Un miembro de los equipos de rescate definió lo que vio al llegar como "una nueva Pompeya", recordando la ciudad romana petrificada por la erupción de ceniza del Vesubio 2.000 años atrás.

El desastre dejó un balance provisional de 15 muertos, 4 desaparecidos, 34 heridos, casi todos ellos muy graves, y varias decenas de heridos leves. Más de 1.000 personas fueron evacuadas. La cifra definitiva de fallecidos puede subir porque muchos de los ingresados sufren quemaduras en más del 60% del cuerpo. Los heridos fueron trasladados a hospitales de Pisa, Massa Carrara, Florencia, Milano, Parma, Roma y Génova.

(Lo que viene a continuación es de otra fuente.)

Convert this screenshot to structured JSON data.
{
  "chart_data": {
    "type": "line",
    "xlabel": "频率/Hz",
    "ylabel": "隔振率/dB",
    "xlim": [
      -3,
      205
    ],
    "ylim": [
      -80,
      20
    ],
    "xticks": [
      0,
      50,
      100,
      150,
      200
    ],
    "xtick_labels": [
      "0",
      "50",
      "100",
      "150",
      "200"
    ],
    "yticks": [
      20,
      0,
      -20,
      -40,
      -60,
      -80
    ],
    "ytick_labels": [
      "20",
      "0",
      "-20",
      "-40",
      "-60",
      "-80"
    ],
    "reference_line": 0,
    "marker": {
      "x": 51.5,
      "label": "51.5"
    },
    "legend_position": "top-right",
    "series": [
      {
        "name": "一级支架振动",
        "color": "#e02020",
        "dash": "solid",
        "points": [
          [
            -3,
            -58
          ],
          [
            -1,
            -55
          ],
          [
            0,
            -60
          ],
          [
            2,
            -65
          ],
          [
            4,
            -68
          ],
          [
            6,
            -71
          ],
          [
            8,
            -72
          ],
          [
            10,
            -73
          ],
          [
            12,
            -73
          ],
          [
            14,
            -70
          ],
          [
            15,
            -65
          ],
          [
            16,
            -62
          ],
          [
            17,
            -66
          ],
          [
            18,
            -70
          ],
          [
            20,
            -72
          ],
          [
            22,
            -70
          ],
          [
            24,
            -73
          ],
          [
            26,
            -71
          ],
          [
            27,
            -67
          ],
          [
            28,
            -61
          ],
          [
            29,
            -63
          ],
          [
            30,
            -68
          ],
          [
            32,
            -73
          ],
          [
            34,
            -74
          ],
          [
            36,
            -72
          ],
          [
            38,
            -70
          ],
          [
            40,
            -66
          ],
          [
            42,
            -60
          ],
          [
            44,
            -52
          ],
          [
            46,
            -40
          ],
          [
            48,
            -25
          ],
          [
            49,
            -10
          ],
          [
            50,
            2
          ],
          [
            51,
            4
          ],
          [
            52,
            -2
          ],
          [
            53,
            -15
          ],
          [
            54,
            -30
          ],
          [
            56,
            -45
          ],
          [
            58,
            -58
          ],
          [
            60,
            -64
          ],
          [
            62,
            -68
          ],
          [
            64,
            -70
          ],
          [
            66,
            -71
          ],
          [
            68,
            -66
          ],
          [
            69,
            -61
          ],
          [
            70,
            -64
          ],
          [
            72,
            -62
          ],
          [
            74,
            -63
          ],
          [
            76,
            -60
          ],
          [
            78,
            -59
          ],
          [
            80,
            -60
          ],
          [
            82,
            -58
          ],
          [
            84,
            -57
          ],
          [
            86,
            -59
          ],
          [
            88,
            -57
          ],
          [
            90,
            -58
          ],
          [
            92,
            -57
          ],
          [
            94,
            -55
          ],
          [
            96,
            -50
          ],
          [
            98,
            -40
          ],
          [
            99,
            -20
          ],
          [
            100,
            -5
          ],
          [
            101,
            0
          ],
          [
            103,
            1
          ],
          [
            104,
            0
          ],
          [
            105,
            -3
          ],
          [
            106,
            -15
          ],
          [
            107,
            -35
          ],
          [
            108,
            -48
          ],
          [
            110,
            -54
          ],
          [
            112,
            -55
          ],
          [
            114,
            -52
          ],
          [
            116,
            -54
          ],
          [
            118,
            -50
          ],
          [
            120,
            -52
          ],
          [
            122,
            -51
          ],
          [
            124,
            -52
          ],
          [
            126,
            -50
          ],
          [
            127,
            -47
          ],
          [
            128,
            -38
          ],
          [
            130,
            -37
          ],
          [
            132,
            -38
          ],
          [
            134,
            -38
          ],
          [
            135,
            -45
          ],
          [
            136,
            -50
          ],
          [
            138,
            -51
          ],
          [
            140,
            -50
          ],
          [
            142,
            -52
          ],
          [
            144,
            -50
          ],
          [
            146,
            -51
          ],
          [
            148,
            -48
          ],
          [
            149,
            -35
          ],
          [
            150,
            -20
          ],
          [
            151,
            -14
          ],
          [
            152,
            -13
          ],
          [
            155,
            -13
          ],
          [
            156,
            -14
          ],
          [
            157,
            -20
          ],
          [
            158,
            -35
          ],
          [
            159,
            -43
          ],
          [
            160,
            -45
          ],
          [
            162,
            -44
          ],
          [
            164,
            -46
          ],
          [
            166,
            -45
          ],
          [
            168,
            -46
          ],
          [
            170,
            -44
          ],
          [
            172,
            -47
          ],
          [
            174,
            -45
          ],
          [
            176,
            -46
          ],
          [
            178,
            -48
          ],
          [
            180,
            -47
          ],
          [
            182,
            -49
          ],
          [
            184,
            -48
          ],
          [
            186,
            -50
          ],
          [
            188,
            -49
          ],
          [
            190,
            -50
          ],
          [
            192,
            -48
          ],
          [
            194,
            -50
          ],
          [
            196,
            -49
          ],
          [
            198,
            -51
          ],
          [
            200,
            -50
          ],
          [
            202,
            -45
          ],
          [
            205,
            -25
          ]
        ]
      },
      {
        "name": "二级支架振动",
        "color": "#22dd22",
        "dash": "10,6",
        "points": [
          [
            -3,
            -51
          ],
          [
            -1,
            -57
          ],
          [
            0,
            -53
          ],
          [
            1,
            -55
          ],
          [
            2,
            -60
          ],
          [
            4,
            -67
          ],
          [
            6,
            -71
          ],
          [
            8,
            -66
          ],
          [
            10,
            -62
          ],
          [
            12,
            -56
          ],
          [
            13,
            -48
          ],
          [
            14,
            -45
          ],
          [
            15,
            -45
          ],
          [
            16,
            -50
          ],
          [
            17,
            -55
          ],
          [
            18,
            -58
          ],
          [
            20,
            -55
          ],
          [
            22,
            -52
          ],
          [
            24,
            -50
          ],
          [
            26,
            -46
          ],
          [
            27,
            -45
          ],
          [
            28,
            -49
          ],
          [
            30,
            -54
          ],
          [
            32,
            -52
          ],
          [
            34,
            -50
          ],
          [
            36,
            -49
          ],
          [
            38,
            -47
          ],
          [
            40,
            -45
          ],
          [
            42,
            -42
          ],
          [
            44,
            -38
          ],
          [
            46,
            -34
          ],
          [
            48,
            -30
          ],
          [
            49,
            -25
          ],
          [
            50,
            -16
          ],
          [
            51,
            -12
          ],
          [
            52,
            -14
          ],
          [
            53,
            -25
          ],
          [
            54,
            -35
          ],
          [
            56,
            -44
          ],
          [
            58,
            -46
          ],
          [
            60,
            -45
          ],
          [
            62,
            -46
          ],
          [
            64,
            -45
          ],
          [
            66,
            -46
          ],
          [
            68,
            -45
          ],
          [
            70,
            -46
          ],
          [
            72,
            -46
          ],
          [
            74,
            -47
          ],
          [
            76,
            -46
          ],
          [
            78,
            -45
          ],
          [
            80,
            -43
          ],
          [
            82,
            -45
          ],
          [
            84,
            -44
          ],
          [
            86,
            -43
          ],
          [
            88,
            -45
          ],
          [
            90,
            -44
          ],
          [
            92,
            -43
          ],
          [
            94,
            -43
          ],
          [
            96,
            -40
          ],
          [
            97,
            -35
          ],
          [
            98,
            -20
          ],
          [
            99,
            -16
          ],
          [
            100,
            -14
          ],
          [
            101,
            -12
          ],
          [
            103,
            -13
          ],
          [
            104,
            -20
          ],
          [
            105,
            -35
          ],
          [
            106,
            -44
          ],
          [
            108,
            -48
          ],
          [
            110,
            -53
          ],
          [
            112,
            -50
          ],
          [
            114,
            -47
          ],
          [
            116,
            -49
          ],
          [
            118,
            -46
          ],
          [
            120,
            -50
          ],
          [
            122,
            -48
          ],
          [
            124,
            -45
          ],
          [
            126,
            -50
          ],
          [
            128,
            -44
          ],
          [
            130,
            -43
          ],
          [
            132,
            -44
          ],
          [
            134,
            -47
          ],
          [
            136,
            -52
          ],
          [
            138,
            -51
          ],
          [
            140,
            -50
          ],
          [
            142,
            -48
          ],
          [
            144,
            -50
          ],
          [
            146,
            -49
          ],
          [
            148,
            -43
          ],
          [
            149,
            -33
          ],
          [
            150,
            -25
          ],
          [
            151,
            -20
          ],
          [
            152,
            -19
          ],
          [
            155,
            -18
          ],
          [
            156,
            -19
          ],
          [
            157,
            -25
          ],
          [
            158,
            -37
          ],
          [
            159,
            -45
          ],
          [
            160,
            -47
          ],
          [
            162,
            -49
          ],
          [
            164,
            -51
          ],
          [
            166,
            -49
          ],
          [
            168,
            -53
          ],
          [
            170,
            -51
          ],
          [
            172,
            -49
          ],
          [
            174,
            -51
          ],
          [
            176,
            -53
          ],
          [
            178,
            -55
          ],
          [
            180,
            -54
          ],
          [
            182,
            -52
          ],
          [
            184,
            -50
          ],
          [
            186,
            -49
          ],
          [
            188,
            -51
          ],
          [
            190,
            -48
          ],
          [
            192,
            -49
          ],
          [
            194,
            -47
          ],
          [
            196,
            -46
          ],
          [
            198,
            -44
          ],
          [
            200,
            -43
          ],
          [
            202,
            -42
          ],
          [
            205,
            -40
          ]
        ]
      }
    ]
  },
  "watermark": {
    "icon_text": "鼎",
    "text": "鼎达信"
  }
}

Los sindicatos afirmaron que fue una "desgracia anunciada". "En los últimos meses, se habían registrado varios incidentes similares que no fueron tenidos en cuenta", denunció el secretario general del sindicato CGIL, Guglielmo Epifani. "El Gobierno sólo tiene ojos para la alta velocidad", explicaba un empleado de Ferrovie dello Stato (FS) junto al lugar de los hechos. Los ferroviarios acusaron a los dirigentes de FS de "desviar recursos y tecnología a la alta velocidad dejando que el resto del servicio, en particular mercancías y pendulares, languidezca tanto en términos de calidad como de seguridad".

Mientras empezaban a surgir los nombres de los primeros héroes -un marroquí llamado Hazman que salvó a su hermana de dos años y murió; un señor que sacó a su señora inválida a pulso de la casa-, la estación permanecía acordonada para prevenir nuevos riesgos.

El jefe de la Protección Civil, Guido Bertolaso, subrayó que 13 vagones llenos de gas licuado de petróleo estaban siendo vaciados y que cuatro de ellos se encontraban boca abajo, por lo que el trasvase es delicado y durará al menos 24 horas. Varios autobuses municipales estaban preparados por si eran necesarias nuevas evacuaciones.

Emma Marcegaglia, la presidenta de la patronal Confindustria, fue muy dura con el Gobierno: "No es posible que sucedan cosas así en un país civilizado. Es necesario invertir en infraestructuras y seguridad. La defensa de las personas viene antes que la crisis económica", señaló.

Silvio Berlusconi llegó a Viareggio después de comer para visitar la zona y saludar a los vecinos. Fue recibido con aplausos de sus partidarios, pero un nutrido grupo le pitó y le gritó "bufón, bufón" y "vergüenza, vergüenza".